Seems many of us consider thinking positively helps you to be more successful and to get through life’s hard situations. According to new research positive life vision increases your lifespan. The study was performed at Carnegie Mellon University. One hundred and ninety-three healthy individuals between ages of 18 and 55 were willing to participate in the study. They were given medications containing some kind of flu viruses. Volunteers were evaluated in accordance with their emotional attitude to life –whether positive or negative.
The tissues that participants used after developing the infection symptoms were collected in order mucous production to be compared. And so people with positive attitude to life produced less mucous and they also had fewer symptoms.
And a 30-year study of 447 people at the Mayo Clinic studied people with optimistic life vision (whatever that is?) and found they had a 50% lower risk to die early than those with pessimistic one. So we can plainly see that a positive attitude, a positive life vision and a sense of humor might play a role in living a longer, healthier life. But there’s more recent research to prove the point.
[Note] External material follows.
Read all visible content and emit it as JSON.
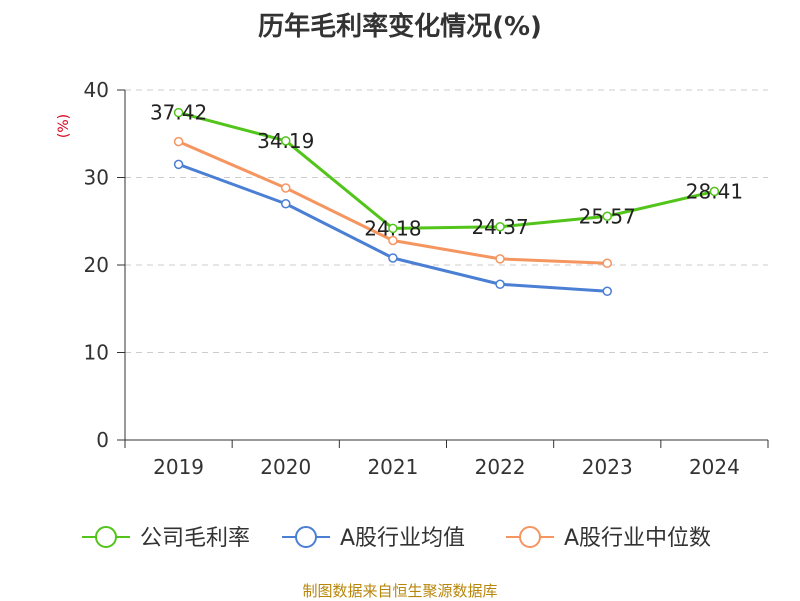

Dr. Nil Barzilai, director of the Albert Einstein College of Medicine’s Institute for Aging Research in New York, and colleagues developed a questionnaire designed to identify certain genetically based personality traits, and used it to assess 243 Ashkenazi Jewish adults ages 95-107. Barzilai said the researchers chose this population because of genetic similarity to make it easier to account for genetic differences in personality.
The study, published in the journal Aging, found those who lived to a ripe old age had a positive attitude for life. They were optimistic, easygoing, extroverted, laughed more and expressed emotions — and they were less neurotic and more conscientious than a representative sample of other Americans. And given the age of the participants, they had obviously endured serious problems in life.
The matter of a positive attitude has even been studied globally, according to a Dutch study – researchers examined the attitudes and longevity of 999 individuals aged 65; they found that there is a relationship between positive attitude and morality. So collectively there is theoretical and scientific proof that a positive attitude or positive thinking can have significant favorable impact on your lifespan, morality, and even social status.
I’m not sure anyone will say that 100% optimists live longer than pessimists but I bet the optimists have an easier life. Don’t worry, Be Happy.